Vegetarians, those who prefer not to eat animal meat, have a 14% lower risk of developing any type of cancer when compared to people who regularly eat meat, according to a study by researchers at the University of Oxford.
The growing tribe of vegetarianism around you may seem like a fad, but chances are, it will not only stay, but grow grow-further. Previous studies have shown that maintaining a vegetarian diet reduces the risk of many health problems, and fast food companies also want to include vegetarian options on their menus. And a new study adds weight to this movement.
Whom did researchers look at?
Researchers analyzed data from more than 472,000 participants from UK Biobank. in 2006, UK Biobank has health & genetic data of more than 500,000 people that serves as handy data base for researchers to determine health out-comes while adding variables, such-as diet, in this case.
Researchers created 4 categories of participants based on their diet; The first included those who ate meat more than 5 times per week (regular meat eaters), the 2nd those who ate meat five times or less per week (low meat eaters), the 3rd those who ate only fish, while last one focused on people who do not eat meat or fish, i.e. vegetarians.
All people in the database had not shown any signs of cancer at the time when they recruited and were followed more than 11 years to see if they did develop any.
At the end of 11 years, the researchers reported different types of cancer in these people, ranging from colorectal cancer to prostate cancer to postmenopausal breast cancer in the participating women. However, cancer incidence was lower in those who ate a vegetarian diet, while meat eaters were at higher risk.

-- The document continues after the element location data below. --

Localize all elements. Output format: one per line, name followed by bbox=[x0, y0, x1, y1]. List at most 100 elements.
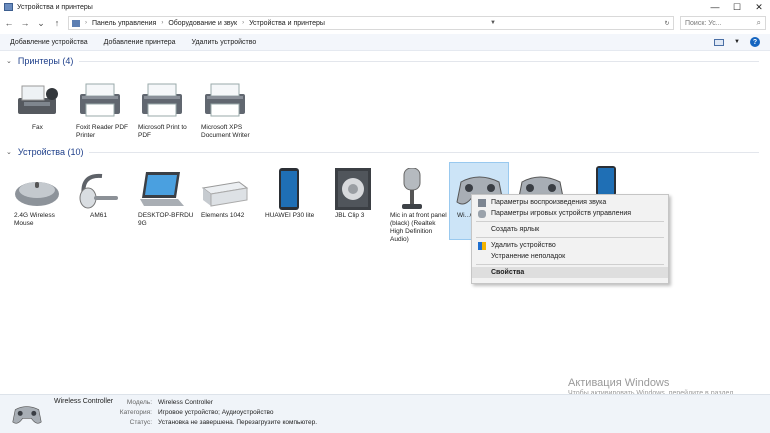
breadcrumb[interactable]: › Панель управления › Оборудование и зву… bbox=[68, 16, 674, 30]
breadcrumb-separator-icon: › bbox=[242, 20, 245, 26]
devices-group-header[interactable]: ⌄ Устройства (10) bbox=[6, 147, 760, 157]
window-title: Устройства и принтеры bbox=[17, 3, 93, 11]
device-label: AM61 bbox=[90, 212, 107, 219]
shield-icon bbox=[478, 242, 486, 250]
devices-window-icon bbox=[4, 3, 13, 11]
printers-group-header[interactable]: ⌄ Принтеры (4) bbox=[6, 56, 760, 66]
hard-drive-icon bbox=[199, 168, 261, 212]
speaker-icon bbox=[478, 199, 486, 207]
speaker-icon bbox=[333, 168, 395, 212]
breadcrumb-separator-icon: › bbox=[85, 20, 87, 26]
close-button[interactable]: ✕ bbox=[748, 0, 770, 14]
device-item-elements[interactable]: Elements 1042 bbox=[199, 168, 261, 220]
printer-icon bbox=[136, 80, 198, 124]
device-label: HUAWEI P30 lite bbox=[265, 212, 315, 219]
breadcrumb-control-panel[interactable]: Панель управления bbox=[92, 20, 156, 27]
context-menu: Параметры воспроизведения звука Параметр… bbox=[471, 194, 669, 284]
breadcrumb-separator-icon: › bbox=[161, 20, 164, 26]
mouse-icon bbox=[12, 168, 74, 212]
group-divider bbox=[79, 60, 760, 62]
menu-separator bbox=[476, 237, 664, 238]
add-device-button[interactable]: Добавление устройства bbox=[10, 39, 88, 46]
device-item-huawei[interactable]: HUAWEI P30 lite bbox=[263, 168, 325, 220]
printer-item-foxit[interactable]: Foxit Reader PDF Printer bbox=[74, 80, 136, 140]
device-item-am61[interactable]: AM61 bbox=[74, 168, 136, 220]
device-label: DESKTOP-BFRDU 9G bbox=[138, 212, 194, 227]
menu-item-create-shortcut[interactable]: Создать ярлык bbox=[472, 224, 668, 235]
activation-title: Активация Windows bbox=[568, 377, 670, 389]
printers-group-title: Принтеры (4) bbox=[17, 56, 74, 66]
breadcrumb-hardware[interactable]: Оборудование и звук bbox=[168, 20, 237, 27]
device-label: Mic in at front panel (black) (Realtek H… bbox=[390, 212, 447, 243]
group-divider bbox=[89, 151, 760, 153]
printer-icon bbox=[199, 80, 261, 124]
title-bar: Устройства и принтеры — ☐ ✕ bbox=[0, 0, 770, 14]
device-label: JBL Clip 3 bbox=[335, 212, 365, 219]
menu-item-remove-device[interactable]: Удалить устройство bbox=[472, 240, 668, 251]
headset-icon bbox=[74, 168, 136, 212]
printer-icon bbox=[74, 80, 136, 124]
category-value: Игровое устройство; Аудиоустройство bbox=[158, 409, 274, 416]
address-bar: ← → ⌄ ↑ › Панель управления › Оборудован… bbox=[0, 14, 770, 32]
device-label: Foxit Reader PDF Printer bbox=[76, 124, 129, 139]
collapse-chevron-icon[interactable]: ⌄ bbox=[6, 148, 12, 156]
back-arrow-icon[interactable]: ← bbox=[4, 18, 14, 28]
menu-item-label: Устранение неполадок bbox=[491, 253, 566, 260]
device-label: Elements 1042 bbox=[201, 212, 245, 219]
control-panel-icon bbox=[72, 19, 80, 27]
history-chevron-icon[interactable]: ⌄ bbox=[36, 18, 46, 29]
device-item-mic[interactable]: Mic in at front panel (black) (Realtek H… bbox=[388, 167, 450, 244]
menu-separator bbox=[476, 221, 664, 222]
category-key: Категория: bbox=[119, 409, 152, 416]
details-title: Wireless Controller bbox=[54, 398, 114, 405]
device-item-jbl[interactable]: JBL Clip 3 bbox=[333, 168, 395, 220]
fax-icon bbox=[12, 80, 74, 124]
menu-item-label: Параметры воспроизведения звука bbox=[491, 199, 607, 206]
status-value: Установка не завершена. Перезагрузите ко… bbox=[158, 419, 318, 426]
devices-group-title: Устройства (10) bbox=[17, 147, 84, 157]
printer-item-fax[interactable]: Fax bbox=[12, 80, 74, 132]
command-bar: Добавление устройства Добавление принтер… bbox=[0, 34, 770, 51]
collapse-chevron-icon[interactable]: ⌄ bbox=[6, 57, 12, 65]
laptop-icon bbox=[136, 168, 198, 212]
menu-item-label: Параметры игровых устройств управления bbox=[491, 210, 632, 217]
menu-item-properties[interactable]: Свойства bbox=[472, 267, 668, 278]
device-item-mouse[interactable]: 2.4G Wireless Mouse bbox=[12, 168, 74, 228]
menu-item-label: Удалить устройство bbox=[491, 242, 556, 249]
search-input[interactable]: Поиск: Ус... ⌕ bbox=[680, 16, 766, 30]
device-label: Microsoft Print to PDF bbox=[138, 124, 187, 139]
help-icon[interactable]: ? bbox=[750, 37, 760, 47]
menu-item-label: Создать ярлык bbox=[491, 226, 540, 233]
menu-item-sound-settings[interactable]: Параметры воспроизведения звука bbox=[472, 197, 668, 208]
menu-item-game-controller-settings[interactable]: Параметры игровых устройств управления bbox=[472, 208, 668, 219]
model-key: Модель: bbox=[126, 399, 152, 406]
printer-item-xps[interactable]: Microsoft XPS Document Writer bbox=[199, 80, 261, 140]
up-arrow-icon[interactable]: ↑ bbox=[52, 18, 62, 28]
device-label: Fax bbox=[32, 124, 43, 131]
device-label: Microsoft XPS Document Writer bbox=[201, 124, 250, 139]
search-placeholder: Поиск: Ус... bbox=[685, 19, 722, 27]
maximize-button[interactable]: ☐ bbox=[726, 0, 748, 14]
status-key: Статус: bbox=[129, 419, 152, 426]
printer-item-ms-pdf[interactable]: Microsoft Print to PDF bbox=[136, 80, 198, 140]
phone-icon bbox=[263, 168, 325, 212]
microphone-icon bbox=[388, 167, 450, 212]
details-properties: Модель: Wireless Controller Категория: Игр… bbox=[116, 398, 317, 428]
forward-arrow-icon[interactable]: → bbox=[20, 18, 30, 28]
view-options-icon[interactable] bbox=[714, 38, 725, 46]
address-dropdown-icon[interactable]: ▼ bbox=[487, 20, 499, 26]
menu-item-troubleshoot[interactable]: Устранение неполадок bbox=[472, 251, 668, 262]
refresh-icon[interactable]: ↻ bbox=[661, 20, 673, 27]
device-label: 2.4G Wireless Mouse bbox=[14, 212, 55, 227]
add-printer-button[interactable]: Добавление принтера bbox=[104, 39, 176, 46]
menu-item-label: Свойства bbox=[491, 269, 525, 276]
menu-separator bbox=[476, 264, 664, 265]
minimize-button[interactable]: — bbox=[704, 0, 726, 14]
device-item-desktop[interactable]: DESKTOP-BFRDU 9G bbox=[136, 168, 198, 228]
breadcrumb-devices[interactable]: Устройства и принтеры bbox=[249, 20, 325, 27]
details-pane: Wireless Controller Модель: Wireless Cont… bbox=[0, 394, 770, 433]
gamepad-icon bbox=[478, 210, 486, 218]
remove-device-button[interactable]: Удалить устройство bbox=[192, 39, 257, 46]
view-dropdown-icon[interactable]: ▼ bbox=[734, 39, 740, 45]
gamepad-icon bbox=[10, 401, 44, 429]
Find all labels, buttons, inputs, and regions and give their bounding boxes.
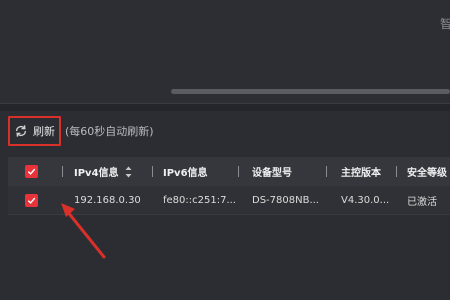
header-ipv6[interactable]: IPv6信息 [163,157,208,186]
header-model[interactable]: 设备型号 [252,157,292,186]
cell-ipv6: fe80::c251:7... [163,195,236,206]
header-ipv4[interactable]: IPv4信息 [74,157,132,186]
cell-security: 已激活 [407,197,437,208]
refresh-toolbar: 刷新 (每60秒自动刷新) [8,116,154,146]
column-divider [238,166,239,177]
sort-icon[interactable] [125,165,132,179]
column-divider [152,166,153,177]
row-checkbox[interactable] [25,194,38,207]
auto-refresh-note: (每60秒自动刷新) [65,125,154,138]
check-icon [27,168,36,175]
header-version[interactable]: 主控版本 [341,157,381,186]
annotation-arrow-icon [61,203,106,259]
check-icon [27,197,36,204]
select-all-cell [25,157,38,186]
table-header: IPv4信息 IPv6信息 设备型号 主控版本 安全等级 [8,157,450,186]
device-list-upper-panel: 智 [0,0,450,103]
panel-divider [0,103,450,111]
scrollbar-thumb[interactable] [171,89,450,94]
header-ipv4-label: IPv4信息 [74,168,119,179]
cell-version: V4.30.0... [341,195,390,206]
truncated-label: 智 [439,17,450,31]
refresh-icon [15,125,27,137]
cell-model: DS-7808NB... [252,195,319,206]
column-divider [396,166,397,177]
column-divider [326,166,327,177]
header-security[interactable]: 安全等级 [407,157,447,186]
row-select-cell [25,186,38,215]
refresh-label: 刷新 [33,125,55,138]
select-all-checkbox[interactable] [25,165,38,178]
refresh-button[interactable]: 刷新 [8,116,61,146]
column-divider [62,166,63,177]
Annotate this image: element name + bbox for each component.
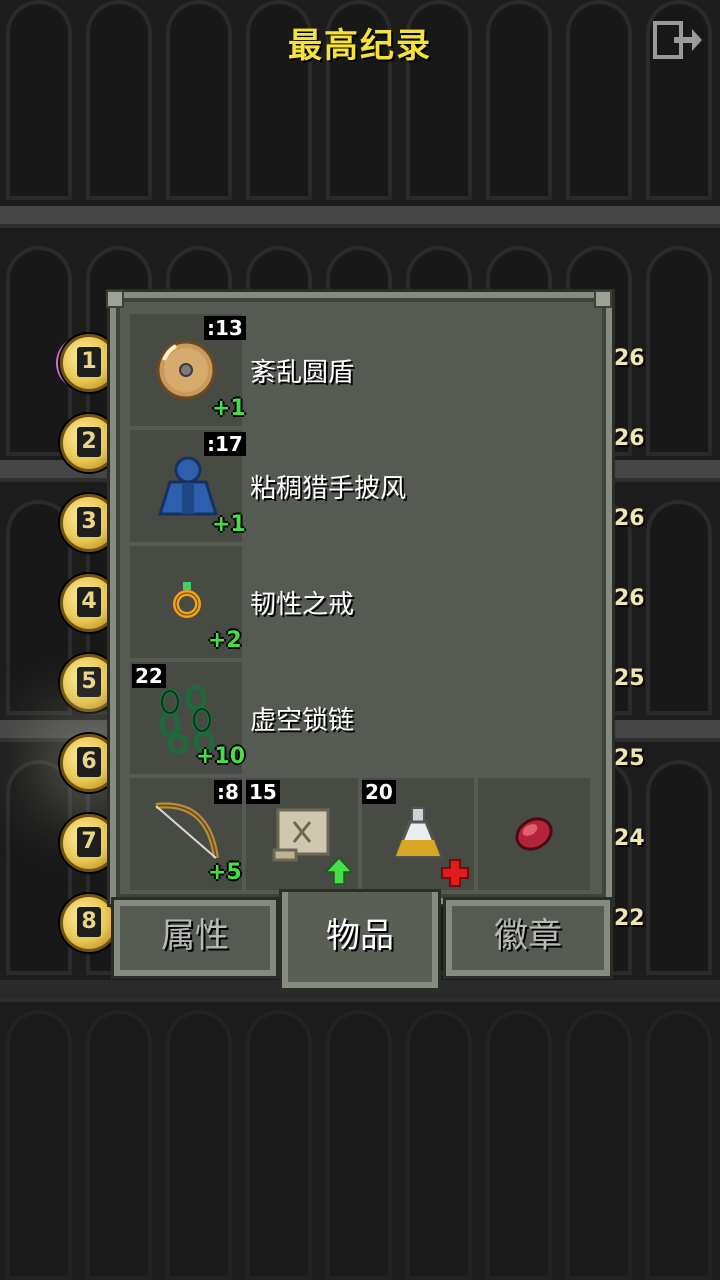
- quickslot[interactable]: :8 +5: [130, 778, 242, 890]
- depth-value: 26: [614, 346, 645, 371]
- depth-value: 26: [614, 586, 645, 611]
- item-name: 粘稠猎手披风: [250, 474, 407, 504]
- item-slot[interactable]: :13 +1: [130, 314, 246, 426]
- tab-badges[interactable]: 徽章: [446, 900, 610, 976]
- item-tag: 15: [246, 780, 280, 804]
- meat-icon: [515, 817, 553, 851]
- rank-number: 8: [77, 907, 101, 937]
- item-slot[interactable]: :17 +1: [130, 430, 246, 542]
- item-level: +1: [212, 396, 246, 421]
- equipment-row[interactable]: :17 +1 粘稠猎手披风: [130, 430, 592, 542]
- rank-number: 4: [77, 587, 101, 617]
- rank-number: 3: [77, 507, 101, 537]
- depth-value: 26: [614, 506, 645, 531]
- depth-value: 25: [614, 666, 645, 691]
- item-name: 紊乱圆盾: [250, 358, 355, 388]
- item-slot[interactable]: 22 +10: [130, 662, 246, 774]
- item-slot[interactable]: +2: [130, 546, 242, 658]
- quickslot[interactable]: [478, 778, 590, 890]
- exit-button[interactable]: [652, 20, 704, 60]
- page-title: 最高纪录: [288, 26, 432, 66]
- rank-number: 5: [77, 667, 101, 697]
- item-level: +2: [208, 628, 242, 653]
- item-level: +10: [196, 744, 246, 769]
- equipment-row[interactable]: :13 +1 紊乱圆盾: [130, 314, 592, 426]
- item-tag: 22: [132, 664, 166, 688]
- exit-icon: [653, 21, 702, 59]
- upgrade-arrow-icon: [324, 856, 354, 885]
- rank-number: 1: [77, 347, 101, 377]
- rank-number: 2: [77, 427, 101, 457]
- depth-value: 22: [614, 906, 645, 931]
- item-tag: 20: [362, 780, 396, 804]
- panel-corner: [106, 290, 124, 308]
- item-tag: :13: [204, 316, 246, 340]
- quickslot[interactable]: 20: [362, 778, 474, 890]
- tab-stats[interactable]: 属性: [114, 900, 276, 976]
- quickslot-row: :8 +5 15 20: [130, 778, 590, 890]
- depth-value: 24: [614, 826, 645, 851]
- equipment-row[interactable]: +2 韧性之戒: [130, 546, 592, 658]
- equipment-row[interactable]: 22 +10 虚空锁链: [130, 662, 592, 774]
- item-level: +5: [208, 860, 242, 885]
- panel-corner: [594, 290, 612, 308]
- item-level: +1: [212, 512, 246, 537]
- depth-value: 25: [614, 746, 645, 771]
- item-tag: :8: [214, 780, 242, 804]
- item-name: 虚空锁链: [250, 706, 355, 736]
- item-tag: :17: [204, 432, 246, 456]
- quickslot[interactable]: 15: [246, 778, 358, 890]
- tab-items[interactable]: 物品: [282, 892, 438, 988]
- rank-number: 6: [77, 747, 101, 777]
- rank-number: 7: [77, 827, 101, 857]
- depth-value: 26: [614, 426, 645, 451]
- item-name: 韧性之戒: [250, 590, 355, 620]
- healing-cross-icon: [441, 859, 469, 887]
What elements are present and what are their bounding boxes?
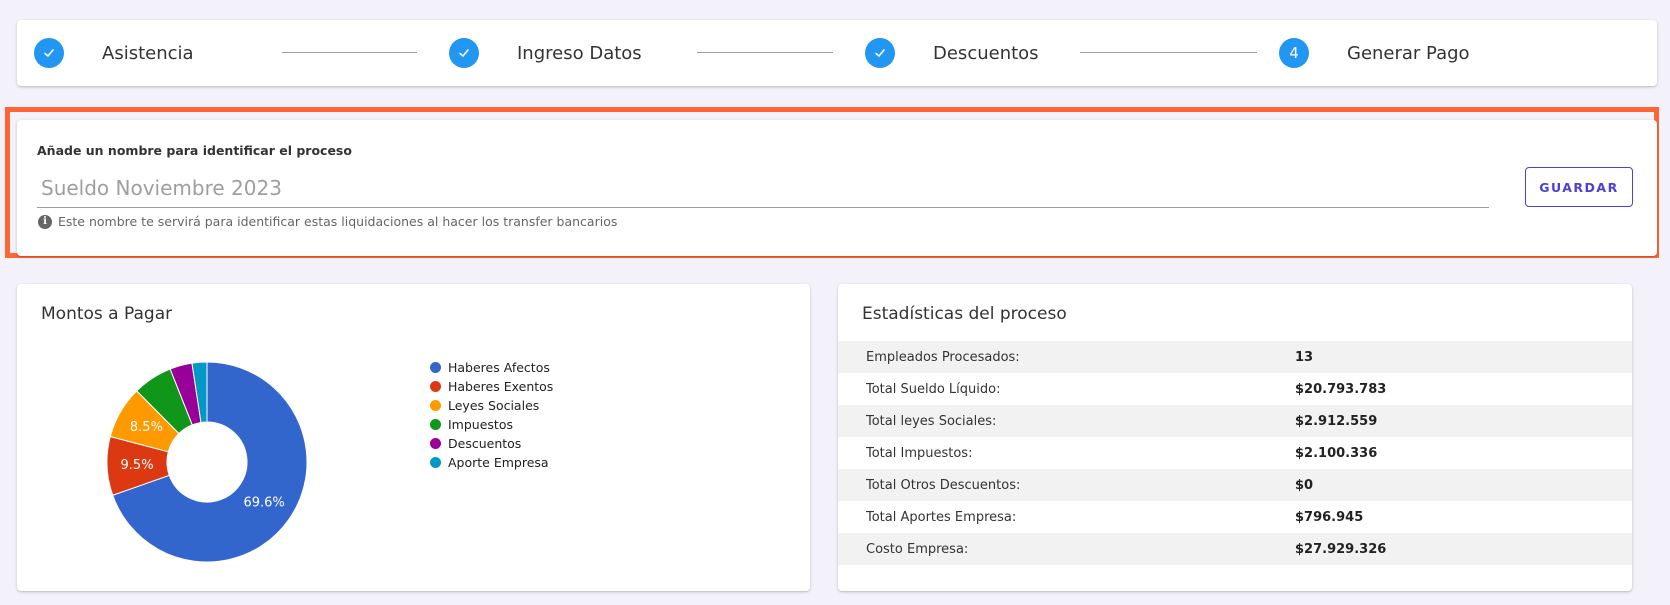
stats-row-spacer bbox=[838, 565, 1632, 583]
stats-title: Estadísticas del proceso bbox=[862, 304, 1067, 324]
stats-value: 13 bbox=[1295, 349, 1314, 365]
process-name-input[interactable] bbox=[37, 168, 1489, 208]
stats-value: $796.945 bbox=[1295, 509, 1364, 525]
stats-value: $0 bbox=[1295, 477, 1314, 493]
step-connector bbox=[282, 52, 417, 53]
legend-swatch bbox=[430, 362, 441, 373]
stats-value: $27.929.326 bbox=[1295, 541, 1387, 557]
step-label: Generar Pago bbox=[1347, 42, 1470, 64]
slice-label: 8.5% bbox=[130, 420, 163, 435]
help-text: Este nombre te servirá para identificar … bbox=[58, 214, 618, 229]
stats-label: Total leyes Sociales: bbox=[866, 413, 997, 429]
legend-label: Impuestos bbox=[448, 417, 513, 432]
legend-item[interactable]: Haberes Exentos bbox=[430, 377, 553, 396]
chart-title: Montos a Pagar bbox=[41, 304, 173, 324]
stats-label: Total Aportes Empresa: bbox=[866, 509, 1017, 525]
check-icon bbox=[34, 38, 64, 68]
stats-row: Total Otros Descuentos: $0 bbox=[838, 469, 1632, 501]
check-icon bbox=[865, 38, 895, 68]
check-icon bbox=[449, 38, 479, 68]
stats-card: Estadísticas del proceso Empleados Proce… bbox=[838, 284, 1632, 591]
step-label: Descuentos bbox=[933, 42, 1039, 64]
help-text-row: i Este nombre te servirá para identifica… bbox=[38, 214, 617, 229]
stats-value: $2.912.559 bbox=[1295, 413, 1378, 429]
chart-legend: Haberes Afectos Haberes Exentos Leyes So… bbox=[430, 358, 553, 472]
slice-label: 9.5% bbox=[121, 458, 154, 473]
step-label: Asistencia bbox=[102, 42, 194, 64]
legend-swatch bbox=[430, 400, 441, 411]
step-descuentos[interactable]: Descuentos bbox=[865, 20, 1039, 86]
legend-swatch bbox=[430, 457, 441, 468]
stats-label: Total Otros Descuentos: bbox=[866, 477, 1021, 493]
process-name-card: Añade un nombre para identificar el proc… bbox=[17, 120, 1657, 256]
stats-label: Costo Empresa: bbox=[866, 541, 969, 557]
legend-item[interactable]: Aporte Empresa bbox=[430, 453, 553, 472]
step-label: Ingreso Datos bbox=[517, 42, 642, 64]
legend-item[interactable]: Leyes Sociales bbox=[430, 396, 553, 415]
slice-label: 69.6% bbox=[243, 495, 284, 510]
stats-table: Empleados Procesados: 13 Total Sueldo Lí… bbox=[838, 341, 1632, 583]
legend-label: Aporte Empresa bbox=[448, 455, 549, 470]
info-icon: i bbox=[38, 214, 52, 229]
step-ingreso-datos[interactable]: Ingreso Datos bbox=[449, 20, 642, 86]
process-name-label: Añade un nombre para identificar el proc… bbox=[37, 143, 352, 158]
legend-item[interactable]: Haberes Afectos bbox=[430, 358, 553, 377]
legend-item[interactable]: Impuestos bbox=[430, 415, 553, 434]
legend-label: Descuentos bbox=[448, 436, 522, 451]
legend-label: Haberes Exentos bbox=[448, 379, 554, 394]
stats-row: Empleados Procesados: 13 bbox=[838, 341, 1632, 373]
step-asistencia[interactable]: Asistencia bbox=[34, 20, 194, 86]
donut-chart: 69.6% 9.5% 8.5% bbox=[106, 361, 308, 563]
legend-label: Leyes Sociales bbox=[448, 398, 540, 413]
legend-item[interactable]: Descuentos bbox=[430, 434, 553, 453]
step-generar-pago[interactable]: 4 Generar Pago bbox=[1279, 20, 1470, 86]
stats-row: Total Sueldo Líquido: $20.793.783 bbox=[838, 373, 1632, 405]
stats-row: Total leyes Sociales: $2.912.559 bbox=[838, 405, 1632, 437]
stepper: Asistencia Ingreso Datos Descuentos 4 Ge… bbox=[17, 20, 1657, 86]
legend-swatch bbox=[430, 438, 441, 449]
legend-swatch bbox=[430, 381, 441, 392]
step-connector bbox=[697, 52, 833, 53]
chart-card: Montos a Pagar 69.6% 9.5% 8.5% Haberes Afe… bbox=[17, 284, 810, 591]
stats-label: Total Impuestos: bbox=[866, 445, 973, 461]
step-connector bbox=[1080, 52, 1257, 53]
step-number: 4 bbox=[1279, 38, 1309, 68]
stats-value: $20.793.783 bbox=[1295, 381, 1387, 397]
save-button[interactable]: GUARDAR bbox=[1525, 167, 1633, 207]
stats-row: Total Aportes Empresa: $796.945 bbox=[838, 501, 1632, 533]
stats-value: $2.100.336 bbox=[1295, 445, 1378, 461]
stats-label: Total Sueldo Líquido: bbox=[866, 381, 1001, 397]
stats-label: Empleados Procesados: bbox=[866, 349, 1020, 365]
stats-row: Costo Empresa: $27.929.326 bbox=[838, 533, 1632, 565]
legend-label: Haberes Afectos bbox=[448, 360, 550, 375]
legend-swatch bbox=[430, 419, 441, 430]
stats-row: Total Impuestos: $2.100.336 bbox=[838, 437, 1632, 469]
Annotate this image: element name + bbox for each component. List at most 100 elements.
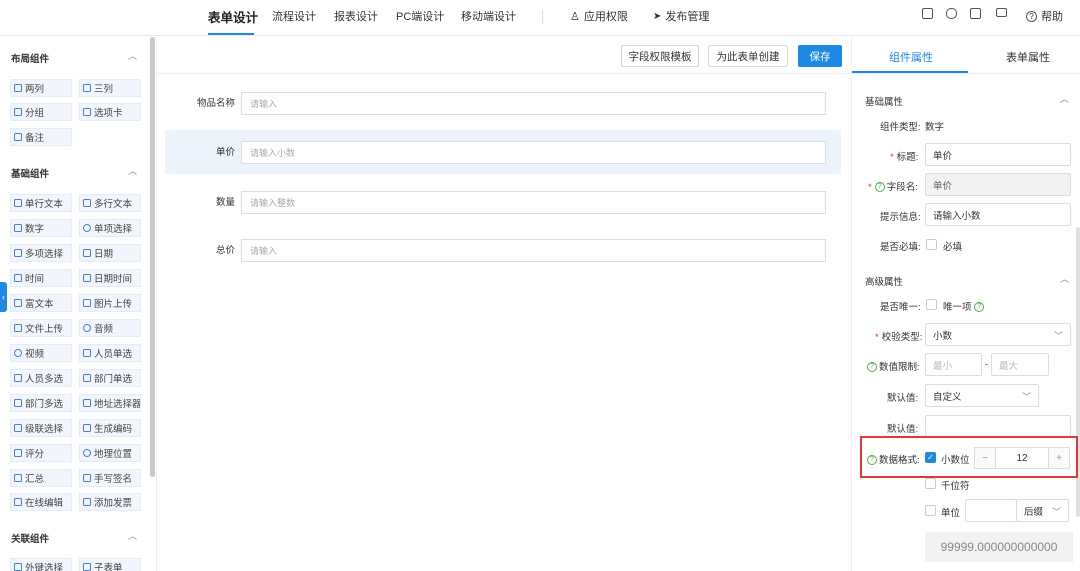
field-label: 物品名称	[196, 98, 235, 109]
component-signature[interactable]: 手写签名	[79, 469, 141, 487]
save-button[interactable]: 保存	[798, 45, 842, 67]
publish-manage-button[interactable]: ➤ 发布管理	[653, 8, 709, 24]
collapse-left-panel-button[interactable]: ‹	[0, 282, 7, 312]
component-single-text[interactable]: 单行文本	[10, 194, 72, 212]
field-input-unit-price[interactable]: 请输入小数	[241, 141, 826, 164]
columns-icon	[14, 84, 22, 92]
range-max-input[interactable]: 最大	[991, 353, 1049, 376]
decimal-stepper[interactable]: − 12 +	[974, 447, 1070, 469]
help-button[interactable]: ? 帮助	[1026, 8, 1063, 24]
unit-checkbox[interactable]	[925, 505, 936, 516]
hint-input[interactable]: 请输入小数	[925, 203, 1071, 226]
unique-checkbox[interactable]	[926, 299, 937, 310]
component-note[interactable]: 备注	[10, 128, 72, 146]
code-icon[interactable]	[970, 8, 981, 19]
field-input-total[interactable]: 请输入	[241, 239, 826, 262]
component-online-edit[interactable]: 在线编辑	[10, 493, 72, 511]
field-name-input[interactable]: 单价	[925, 173, 1071, 196]
component-multi-user[interactable]: 人员多选	[10, 369, 72, 387]
component-video[interactable]: 视频	[10, 344, 72, 362]
component-file-upload[interactable]: 文件上传	[10, 319, 72, 337]
required-checkbox[interactable]	[926, 239, 937, 250]
tab-pc-design[interactable]: PC端设计	[396, 8, 444, 24]
default-value-input[interactable]	[925, 415, 1071, 438]
form-field-row[interactable]: 数量 请输入整数	[165, 180, 841, 224]
thousands-checkbox[interactable]	[925, 478, 936, 489]
form-field-row[interactable]: 总价 请输入	[165, 228, 841, 272]
chevron-up-icon[interactable]: ︿	[1060, 272, 1069, 285]
tab-report-design[interactable]: 报表设计	[334, 8, 378, 24]
decimal-value[interactable]: 12	[995, 448, 1049, 468]
tab-form-props[interactable]: 表单属性	[1006, 49, 1050, 65]
component-three-column[interactable]: 三列	[79, 79, 141, 97]
component-summary[interactable]: 汇总	[10, 469, 72, 487]
component-single-dept[interactable]: 部门单选	[79, 369, 141, 387]
tab-mobile-design[interactable]: 移动端设计	[461, 8, 516, 24]
field-input-quantity[interactable]: 请输入整数	[241, 191, 826, 214]
default-type-select[interactable]: 自定义 ﹀	[925, 384, 1039, 407]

Is eating fish better than eating meat?
Because the risk of developing cancer was lower in people who ate less meat in their diets, it was even lower in people who ate fish in their diets. According to a press release from the World Cancer Research Fund (WCRF), which sponsored this study, the risk of developing cancer was reduced by 10% in people who ate fish.
Compared to meat eaters, fish eaters were 20% less likely to develop prostate cancer, while vegetarians were 31% less likely to develop the same type of cancer. For those who can’t switch to a plant based diet right away, switching to fish might be a better health option in the meantime.
In the study published in the BMC medicine, researchers clarified that the results may also be affected by other factors such as the Body Mass Index (BMI) of individuals.